Sage Prairie



Sage Prairie has been providing evidence-based substance use disorder treatment in the south metro since 2012. We are proud to have treated many influential individuals in the area and are grateful for the many successes we have had! Our greatest goal is to help the community member we have not met yet! Our success is directly linked to a history of treating people, not addictions. We have been providing individualized care since inception and plan to continue to provide this excellent service in the future.

Over 90% of our staff live, work and pay taxes in the communities we serve. What this means, is recovery takes on a more important role, as your recovery impacts our staff and their families directly. You will find our staff with children at local parks, shopping and dining in the local area, attending recovery meetings in this community and at neighborhood events. Our staff abide by strict confidentiality rules when they see you in public; they will not acknowledge you in order to keep your privacy. Your treatment will never be discussed in public.

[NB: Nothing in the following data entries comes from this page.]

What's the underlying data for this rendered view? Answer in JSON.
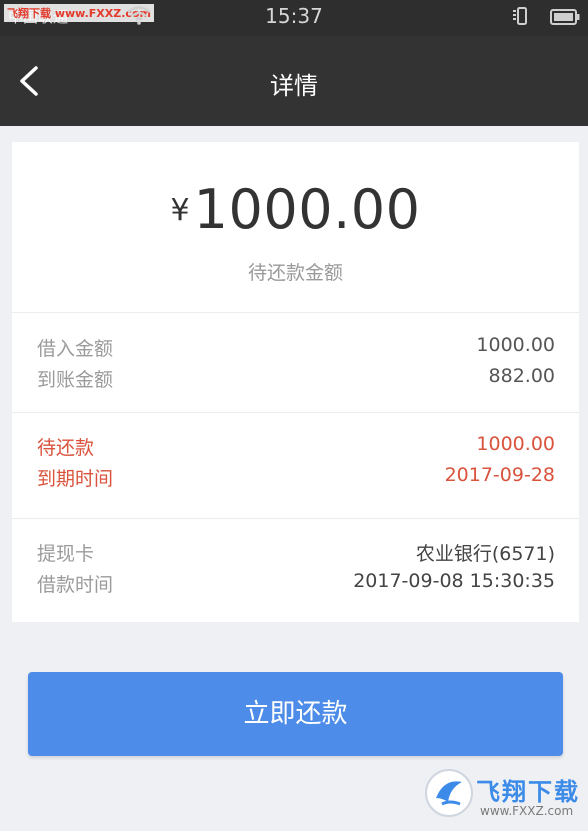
{
  "status_bar": {
    "carrier": "中国联通",
    "watermark": "飞翔下载 www.FXXZ.com",
    "time": "15:37"
  },
  "nav": {
    "title": "详情"
  },
  "summary": {
    "currency_symbol": "¥",
    "amount": "1000.00",
    "label": "待还款金额"
  },
  "details": {
    "borrow_amount_label": "借入金额",
    "borrow_amount_value": "1000.00",
    "received_amount_label": "到账金额",
    "received_amount_value": "882.00",
    "pending_label": "待还款",
    "pending_value": "1000.00",
    "due_date_label": "到期时间",
    "due_date_value": "2017-09-28",
    "card_label": "提现卡",
    "card_value": "农业银行(6571)",
    "loan_time_label": "借款时间",
    "loan_time_value": "2017-09-08 15:30:35"
  },
  "actions": {
    "repay_label": "立即还款"
  },
  "watermark": {
    "text": "飞翔下载",
    "url": "www.FXXZ.com"
  },
  "colors": {
    "accent_blue": "#4d8ce8",
    "alert_red": "#d9533d",
    "nav_dark": "#333333"
  }
}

We are grateful you have chosen Sage Prairie to begin or continue your recovery journey. We are confident that your needs will be met.


As told by Katie Pylkas-Blue, MSN CARN Sage Prairie - Treatment Director

Sage Prairie started as an idea and a dream. Early in my recovery, I was living in the south metro and attending treatment and meetings in the Minneapolis area; a trusted friend in my peer support group urged me to “find recovery in my own backyard.” This ignited a passion in me, but was still five years before the doors to Sage Prairie opened.

When I initially got sober in 2005, I was pregnant, jobless and homeless. I had just been asked to leave my sober living home in Saint Paul because I relapsed, they did not offer detox, as there were no beds, and I was dropped off on the street. I had nowhere to go. I would go to AA meetings and felt I was an outsider because I could not stop. I called many detox facilities, hospitals and treatment centers in Minnesota and no one was able to help me because I did not have insurance nor a way to pay. Although I had lost my license to practice, in my nurses training, I learned what continued drinking and use was doing to me and my unborn child, but I could not stop; one treatment center urged me to continue drinking (knowing I was pregnant) but did not offer any suggested ways to quit. I was completely hopeless.

I found a non-clinical, cash pay facility that offered scholarships. I was so grateful they took a chance on me and my child. This began my recovery journey. They helped me get insurance and took me to the doctor.

When I completed their program, I had an AA sponsor, a community around me and the tools to stay sober, in Minneapolis. Having been born and raised in the south metro, I was like a fish out of water, but I knew I needed to stay, because this was where my community was. Soon after my child was born, I moved back in with my family of origin for support, in the south metro. I could not find recovery here, like they had in Minneapolis. I continued to drive into the city for my peer meetings and to meet my community for the next 3 years. It was during this time that my friend made the suggestion to “find recovery in my own backyard.” I initially started meetings, met some women, and found some community; yet, I was still driving to the treatment center I attended in Minneapolis, and attended one meeting in Minneapolis.

At five years in recovery, my new husband and I were approached by a clinic in Burnsville offering medications to help treat addiction. Suboxone was a new medication, and not widely accepted. The clinic owner asked me and my husband about our recovery and suggested we start a treatment center to help her patients, as they were not accepted into treatment centers in the south metro. This is where Sage Prairie was born. Initially, in one office and a group room, the center operated one evening group two days a week out of a small church in Burnsville.

Since then, Sage Prairie has expanded its program offerings, locations, staff and overall reach in the community. We now operate two centers, manage four patient homes, and work closely with many recovery resources in the south metro. 

Despite its growth, at its heart remains a small, family owned business supporting recovery in its own backyard. We will never be a large business, nor do we aspire to change what we offer; we hope to continue to offer the same great individualized treatment of people suffering from disordered substance use that we always have.